Is Cardinal Ratzinger Possible Pick for Next Pope?
Swing to Ratzinger boosts chance of becoming Pope
By Bruce Johnston in Rome
(Filed: 13/04/2005)
From www.telegraph.co.uk/news/main
A late upsurge in support for Cardinal Joseph Ratzinger days before next week's conclave has boosted the chances of the Vatican's doctrinal chief becoming the next Pope.
The German-born cardinal, feared by liberal Catholics as a dour enforcer of orthodoxy, won over many sceptics with the touching, human tone of his sermon at the funeral of Pope John Paul II, often described as his alter ego.
His supporters even pointed out that he looked the part of a Pope during last Friday's service.
The momentum in favour of the Bavarian is so marked that Spanish cardinals have reportedly voiced concern that at 78 he may be too old a Pope for their public at home to accept.
His supporters argued that Cardinal Ratzinger was the best candidate "to pick up the broom" and sweep away the mess of a church in such disarray that an American cardinal disgraced by the paedophilia scandals said Mass for the Pope in St Peter's on Monday.
Cardinal Ratzinger, the dean of the college of cardinals, made his uncompromising views on the state of the church clear in comments made only days before the last Pope's death.
In a Good Friday homily, he wrote: "Lord, often your Church seems to be about to sink, and to be a boat full of holes... The face and clothing of your Church shock us. But it is we who are sullying it."

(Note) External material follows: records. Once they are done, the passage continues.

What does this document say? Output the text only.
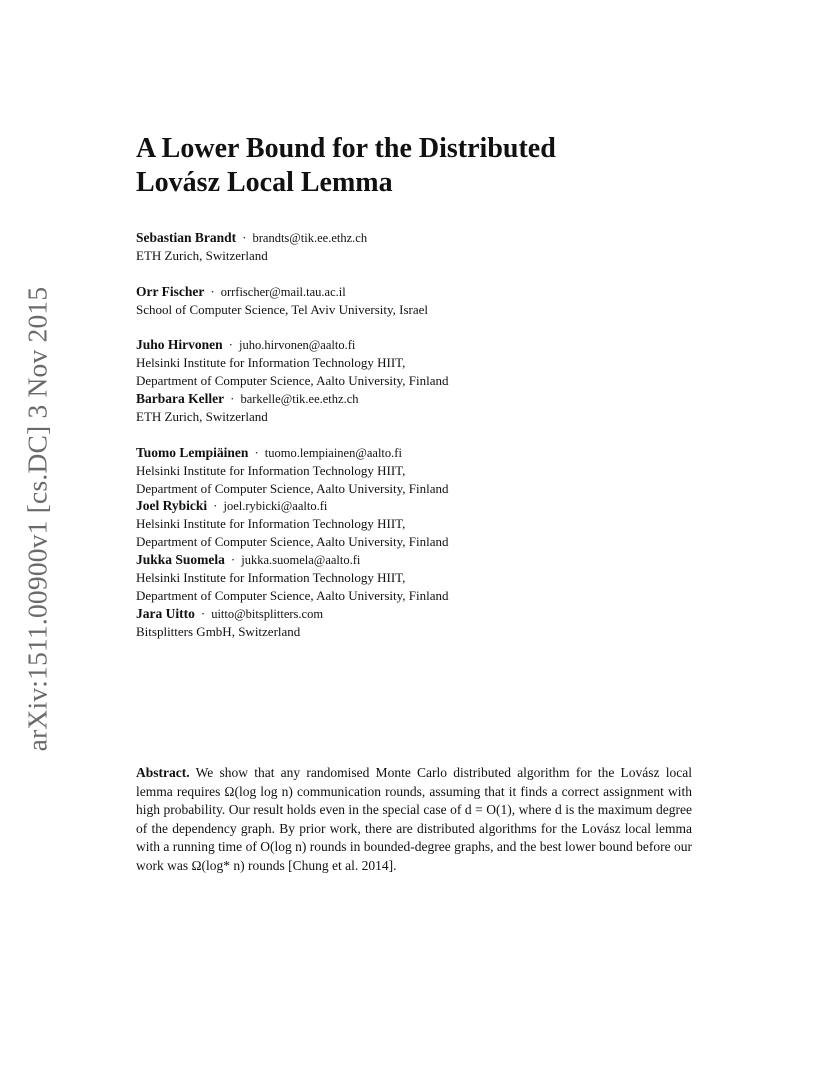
arXiv:1511.00900v1 [cs.DC] 3 Nov 2015
A Lower Bound for the Distributed
Lovász Local Lemma
Sebastian Brandt · brandts@tik.ee.ethz.ch
ETH Zurich, Switzerland
Orr Fischer · orrfischer@mail.tau.ac.il
School of Computer Science, Tel Aviv University, Israel
Juho Hirvonen · juho.hirvonen@aalto.fi
Helsinki Institute for Information Technology HIIT,
Department of Computer Science, Aalto University, Finland
Barbara Keller · barkelle@tik.ee.ethz.ch
ETH Zurich, Switzerland
Tuomo Lempiäinen · tuomo.lempiainen@aalto.fi
Helsinki Institute for Information Technology HIIT,
Department of Computer Science, Aalto University, Finland
Joel Rybicki · joel.rybicki@aalto.fi
Helsinki Institute for Information Technology HIIT,
Department of Computer Science, Aalto University, Finland
Jukka Suomela · jukka.suomela@aalto.fi
Helsinki Institute for Information Technology HIIT,
Department of Computer Science, Aalto University, Finland
Jara Uitto · uitto@bitsplitters.com
Bitsplitters GmbH, Switzerland

Abstract. We show that any randomised Monte Carlo distributed algorithm for the Lovász local lemma requires Ω(log log n) communication rounds, assuming that it finds a correct assignment with high probability. Our result holds even in the special case of d = O(1), where d is the maximum degree of the dependency graph. By prior work, there are distributed algorithms for the Lovász local lemma with a running time of O(log n) rounds in bounded-degree graphs, and the best lower bound before our work was Ω(log* n) rounds [Chung et al. 2014].
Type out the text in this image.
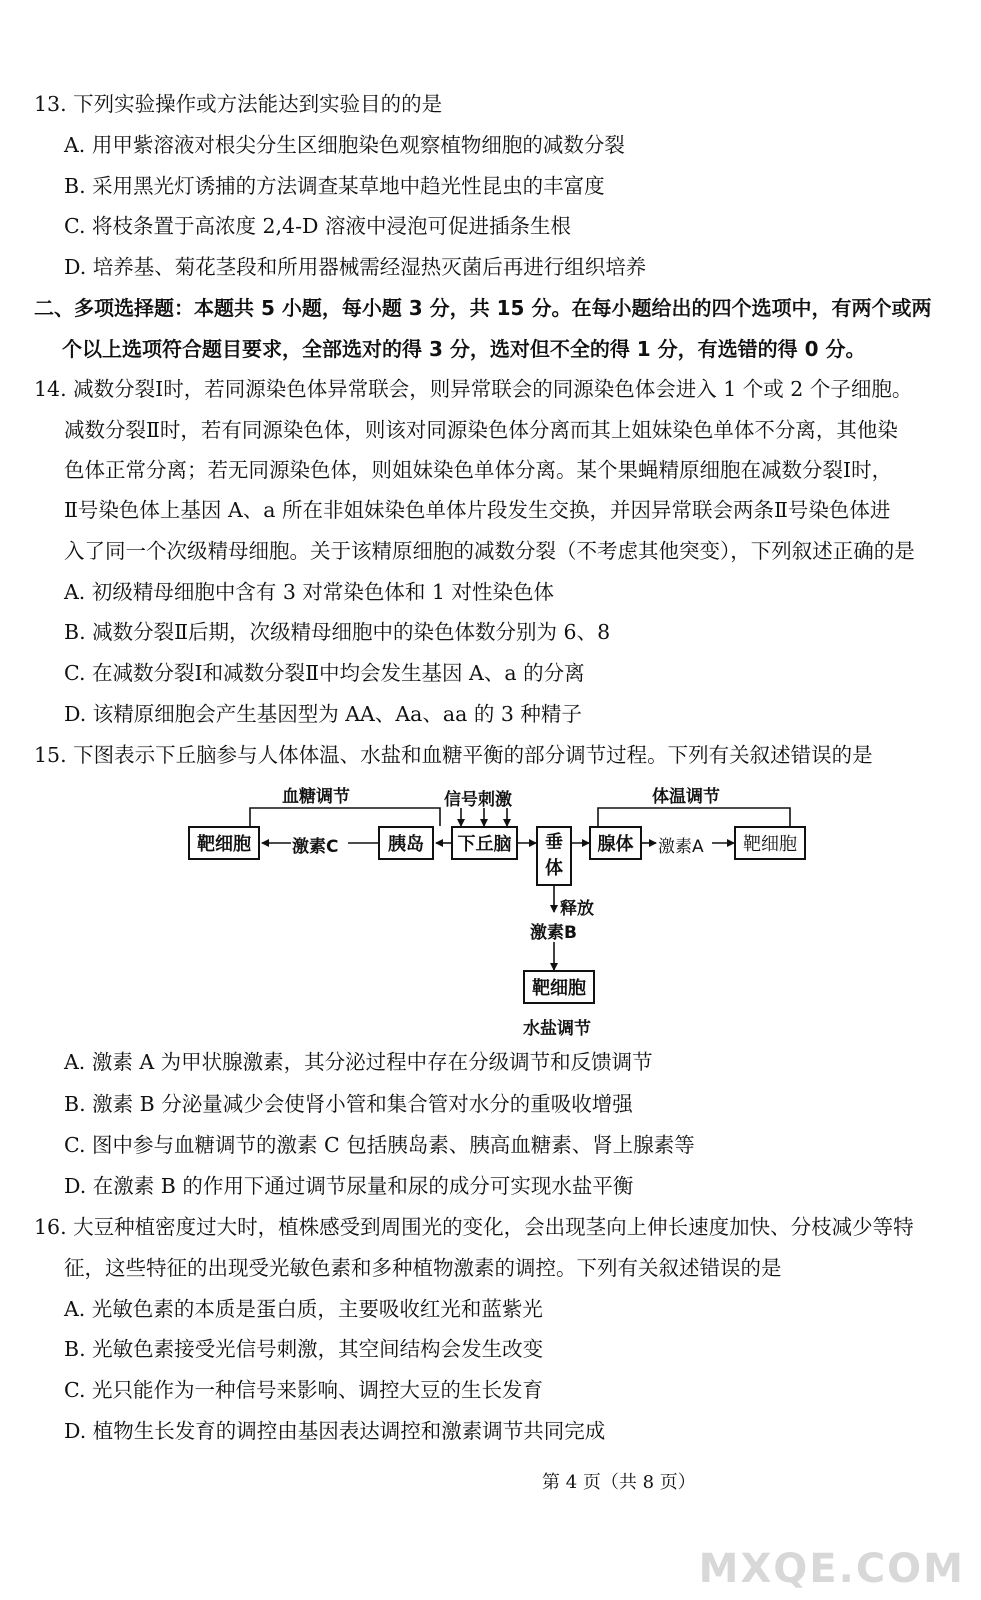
13. 下列实验操作或方法能达到实验目的的是
A. 用甲紫溶液对根尖分生区细胞染色观察植物细胞的减数分裂
B. 采用黑光灯诱捕的方法调查某草地中趋光性昆虫的丰富度
C. 将枝条置于高浓度 2,4-D 溶液中浸泡可促进插条生根
D. 培养基、菊花茎段和所用器械需经湿热灭菌后再进行组织培养
二、多项选择题：本题共 5 小题，每小题 3 分，共 15 分。在每小题给出的四个选项中，有两个或两
个以上选项符合题目要求，全部选对的得 3 分，选对但不全的得 1 分，有选错的得 0 分。
14. 减数分裂Ⅰ时，若同源染色体异常联会，则异常联会的同源染色体会进入 1 个或 2 个子细胞。
减数分裂Ⅱ时，若有同源染色体，则该对同源染色体分离而其上姐妹染色单体不分离，其他染
色体正常分离；若无同源染色体，则姐妹染色单体分离。某个果蝇精原细胞在减数分裂Ⅰ时，
Ⅱ号染色体上基因 A、a 所在非姐妹染色单体片段发生交换，并因异常联会两条Ⅱ号染色体进
入了同一个次级精母细胞。关于该精原细胞的减数分裂（不考虑其他突变），下列叙述正确的是
A. 初级精母细胞中含有 3 对常染色体和 1 对性染色体
B. 减数分裂Ⅱ后期，次级精母细胞中的染色体数分别为 6、8
C. 在减数分裂Ⅰ和减数分裂Ⅱ中均会发生基因 A、a 的分离
D. 该精原细胞会产生基因型为 AA、Aa、aa 的 3 种精子
15. 下图表示下丘脑参与人体体温、水盐和血糖平衡的部分调节过程。下列有关叙述错误的是
血糖调节	信号刺激	体温调节
靶细胞	激素C	胰岛	下丘脑	垂
体
腺体	激素A	靶细胞
释放
激素B
靶细胞
水盐调节
A. 激素 A 为甲状腺激素，其分泌过程中存在分级调节和反馈调节
B. 激素 B 分泌量减少会使肾小管和集合管对水分的重吸收增强
C. 图中参与血糖调节的激素 C 包括胰岛素、胰高血糖素、肾上腺素等
D. 在激素 B 的作用下通过调节尿量和尿的成分可实现水盐平衡
16. 大豆种植密度过大时，植株感受到周围光的变化，会出现茎向上伸长速度加快、分枝减少等特
征，这些特征的出现受光敏色素和多种植物激素的调控。下列有关叙述错误的是
A. 光敏色素的本质是蛋白质，主要吸收红光和蓝紫光
B. 光敏色素接受光信号刺激，其空间结构会发生改变
C. 光只能作为一种信号来影响、调控大豆的生长发育
D. 植物生长发育的调控由基因表达调控和激素调节共同完成
第 4 页（共 8 页）
MXQE.COM
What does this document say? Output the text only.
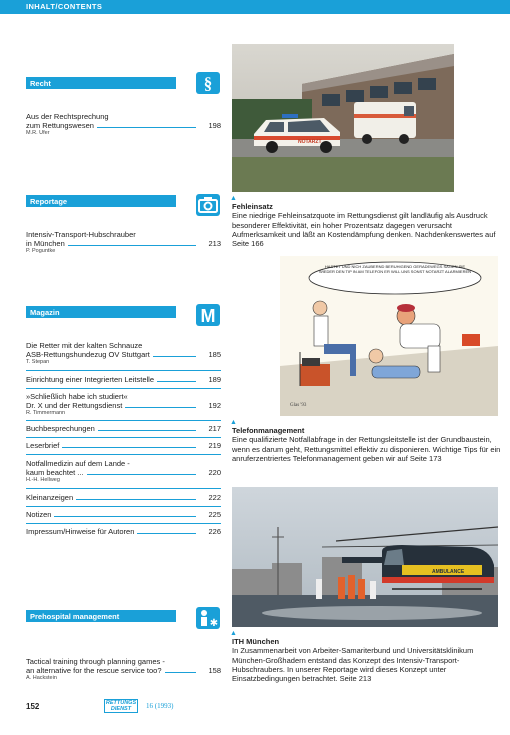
INHALT/CONTENTS
Recht	§
Aus der Rechtsprechung
zum Rettungswesen	198
M.R. Ufer
Reportage
Intensiv-Transport-Hubschrauber
in München	213
P. Poguntke
Magazin	M
Die Retter mit der kalten Schnauze
ASB-Rettungshundezug OV Stuttgart	185
T. Stepan
Einrichtung einer Integrierten Leitstelle	189
»Schließlich habe ich studiert«
Dr. X und der Rettungsdienst	192
R. Timmermann
Buchbesprechungen	217
Leserbrief	219
Notfallmedizin auf dem Lande -
kaum beachtet ...	220
H.-H. Hellweg
Kleinanzeigen	222
Notizen	225
Impressum/Hinweise für Autoren	226
Prehospital management
✱
Tactical training through planning games -
an alternative for the rescue service too?	158
A. Hackstein
NOTARZT
▲
Fehleinsatz
Eine niedrige Fehleinsatzquote im Rettungsdienst gilt landläufig als Ausdruck besonderer Effektivität, ein hoher Prozentsatz dagegen verursacht Aufmerksamkeit und läßt an Kostendämpfung denken. Nachdenkenswertes auf Seite 166
HASTET UND NICH ZAUBERND BERUHIGEND GERADEWEGS SAGEN SIE WIEDER DEN TIP IN AM TELEFON ER WILL UNS SONST NOTARZT ALARMIEREN
Glas '93
▲
Telefonmanagement
Eine qualifizierte Notfallabfrage in der Rettungsleitstelle ist der Grundbaustein, wenn es darum geht, Rettungsmittel effektiv zu disponieren. Wichtige Tips für ein anruferzentriertes Telefonmanagement geben wir auf Seite 173
AMBULANCE
▲
ITH München
In Zusammenarbeit von Arbeiter-Samariterbund und Universitätsklinikum München-Großhadern entstand das Konzept des Intensiv-Transport-Hubschraubers. In unserer Reportage wird dieses Konzept unter Einsatzbedingungen betrachtet. Seite 213
152	RETTUNGS DIENST	16 (1993)
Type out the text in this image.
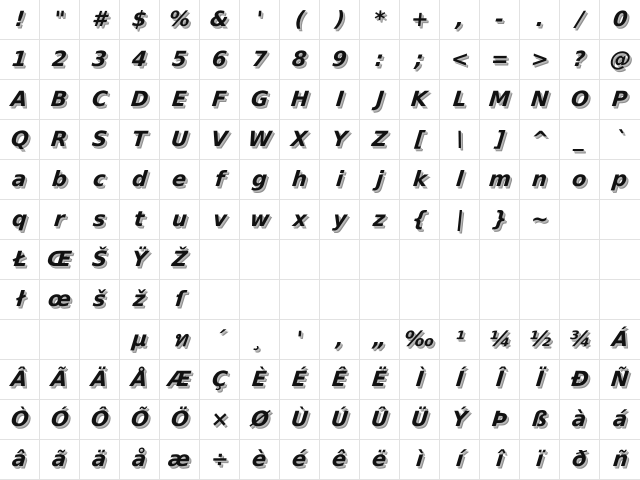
! " # $ % & ' ( ) * + , - . / 0
1 2 3 4 5 6 7 8 9 : ; < = > ? @
A B C D E F G H I J K L M N O P
Q R S T U V W X Y Z [ \ ] ^ _ `
a b c d e f g h i j k l m n o p
q r s t u v w x y z { | } ~
Ł Œ Š Ÿ Ž
ł œ š ž ſ
μ ท ´ ¸ ' ‚ „ ‰ ¹ ¼ ½ ¾ Á
Â Ã Ä Å Æ Ç È É Ê Ë Ì Í Î Ï Ð Ñ
Ò Ó Ô Õ Ö × Ø Ù Ú Û Ü Ý Þ ß à á
â ã ä å æ ÷ è é ê ë ì í î ï ð ñ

Such forthright opinions have impressed the Ratzinger lobby, but his rivals will use them as more evidence of his grimly ideological stance.
The conventional wisdom that "he who enters a conclave as a Pope comes out as a cardinal" will also work against him.
But the biggest barrier to his election as Pope is still his divisive record as the arch-conservative guardian of Vatican orthodoxy.
"He has too many enemies due to his heavy-handed, centralised and arrogant approach to theology," said one Vatican insider, while admitting that otherwise he had "all the requisites for the job".
According to one Italian newspaper, "for many [in the Church] he is not welcome".
It quoted a friend of the cardinal's as saying: "In order to try to push him out of the race, someone has been spreading rumours that he belonged to Nazi organisations.
"Like all German children at the time, he was in the Hitler Youth. He's admitted it himself in a book. But he was hardly more than a child, since he was just 12 years old."
It was also revealed yesterday that the failing health of other cardinals is being used as an argument to sideline certain candidates when voting begins in the conclave on Monday.
"Depression, sudden changes of mood, heart or orthopaedic ailments" are on the list of shortcomings circulating in the Vatican, according to one observer.
He added that one cardinal had been marked down because he was said to "wear a surgical corset and has difficulties walking".